Some of the checking processes have been technologically driven: the reading room in a newspaper, where type-set stories were compared with an edited original, were a result of the mechanical typesetting process.
The move to direct editorial production spelt the end of reading rooms but the scheduled production of news bulletins and newspaper editions meant there was time for the byzantine processes of checks and referrals to be carried out.
The digital-first mantra has placed pressure on those processes, but it is vital to the future of trusted, professional journalism that they are not lost in a rush to publish.
In the original version of the TVNZ review Brent McAnulty noted: “The immediacy of news, particularly in a digital or breaking news environment, means there cannot be the multiple layers of oversight that our factual programmes made and commissioned outside NCA sometimes enjoy.” That is certainly the case but both he and the author of the additional recommendations leave no doubt that systems of checks and reviews remain vital.

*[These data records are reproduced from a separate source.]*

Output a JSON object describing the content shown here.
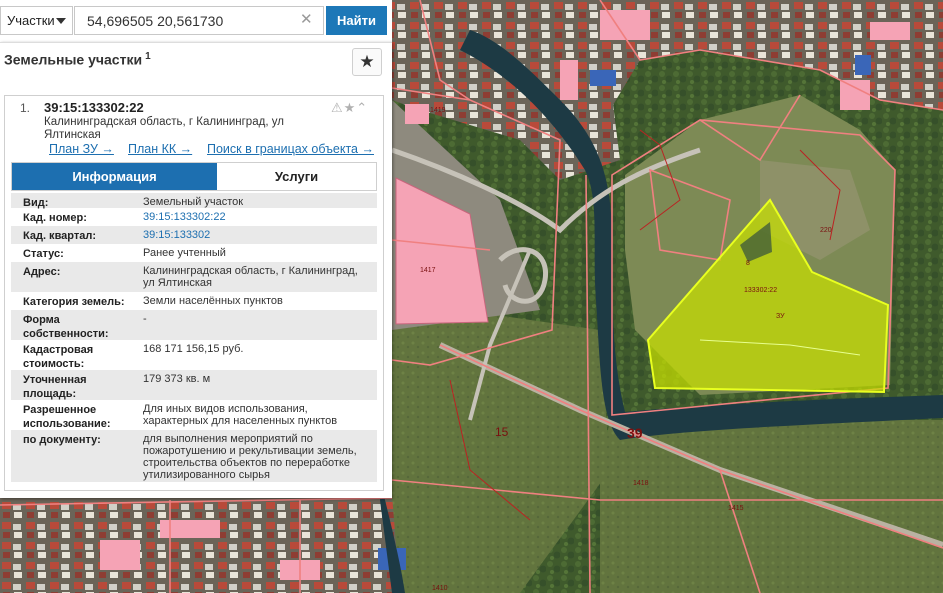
{
  "search": {
    "type_label": "Участки",
    "query": "54,696505 20,561730",
    "clear_symbol": "✕",
    "button_label": "Найти"
  },
  "panel": {
    "title": "Земельные участки",
    "title_sup": "1",
    "favorite_symbol": "★"
  },
  "card": {
    "index": "1.",
    "cad_number": "39:15:133302:22",
    "address": "Калининградская область, г Калининград, ул Ялтинская",
    "icons": "⚠★⌃",
    "links": [
      "План ЗУ →",
      "План КК →",
      "Поиск в границах объекта →"
    ],
    "tabs": [
      "Информация",
      "Услуги"
    ]
  },
  "info": [
    {
      "key": "Вид:",
      "value": "Земельный участок"
    },
    {
      "key": "Кад. номер:",
      "value": "39:15:133302:22"
    },
    {
      "key": "Кад. квартал:",
      "value": "39:15:133302"
    },
    {
      "key": "Статус:",
      "value": "Ранее учтенный"
    },
    {
      "key": "Адрес:",
      "value": "Калининградская область, г Калининград, ул Ялтинская"
    },
    {
      "key": "Категория земель:",
      "value": "Земли населённых пунктов"
    },
    {
      "key": "Форма собственности:",
      "value": "-"
    },
    {
      "key": "Кадастровая стоимость:",
      "value": "168 171 156,15 руб."
    },
    {
      "key": "Уточненная площадь:",
      "value": "179 373 кв. м"
    },
    {
      "key": "Разрешенное использование:",
      "value": "Для иных видов использования, характерных для населенных пунктов"
    },
    {
      "key": "по документу:",
      "value": "для выполнения мероприятий по пожаротушению и рекультивации земель, строительства объектов по переработке утилизированного сырья"
    }
  ],
  "map": {
    "labels": [
      "39",
      "15",
      "133302:22",
      "ЗУ",
      "8",
      "1419",
      "1417",
      "1418",
      "220",
      "1415",
      "1410"
    ],
    "colors": {
      "highlight": "#c8e000",
      "boundary": "#f08080",
      "river": "#1d3a44",
      "building_pink": "#f5a3b5"
    }
  }
}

And the process must begin with reporters themselves. They must practice the journalism of verification to ensure that not only are they reporting facts, but they are also avoiding falling victim to increasingly sophisticated forms of disinformation.
The responsibility does not fall on the reporter alone. Those involved in the remainder of the news production process have two duties beyond enhancing the language and visual production values of a story. They must serve as a check on the fairness and accuracy of a story, and they must test and reinforce the editorial judgement of those who have already created or handled the material. If in doubt, they must refer to higher authority without hesitation.
The ability to publish instantly on a digital platform does not displace or supplant any of those imperatives.
Normal newsroom practice does include at least one check of local stories before publication but that may be set aside in major breaking stories or live crosses. In those circumstances, training and savvy line producers must be the backstop to prevent a reporter misusing their position or being misused by their interview subject.
The same cannot be said of foreign news, at least until the RNZ controversy arose.
Here I readily make an admission, although it may bring little comfort to RNZ chief executive Paul Thompson who did not escape criticism in the independent review. When I was an editor I, too, regarded foreign news as an area I could safely leave to the foreign editor – with no need to check or second guess decisions or content.
My attitude was conditioned by the trust that I – and everyone else – placed in the wire service copy we were receiving from a range of reputable agencies. The content had already been handled by experts before it reached our shores, and we were encouraged to regard agencies like Reuters as Gold Standard.
In his history of Reuters titled The Power of News historian Donald Read quoted from the agency’s 1988 international style guide which asked the question ‘what is news?’ and answered its own question by saying the fact that it was being reported by the agency made it news: “we give it the Reuters hallmark and it rises above the status of a mere report to that of news.” And the hallmark meant we trusted what was transmitted.
The RNZ episode was a timely reminder to take nothing for granted. Certainly, media organisations should not be so dazzled by digital first that they do not see processes which seem arcane to an outsider are a vital component of media trustworthiness.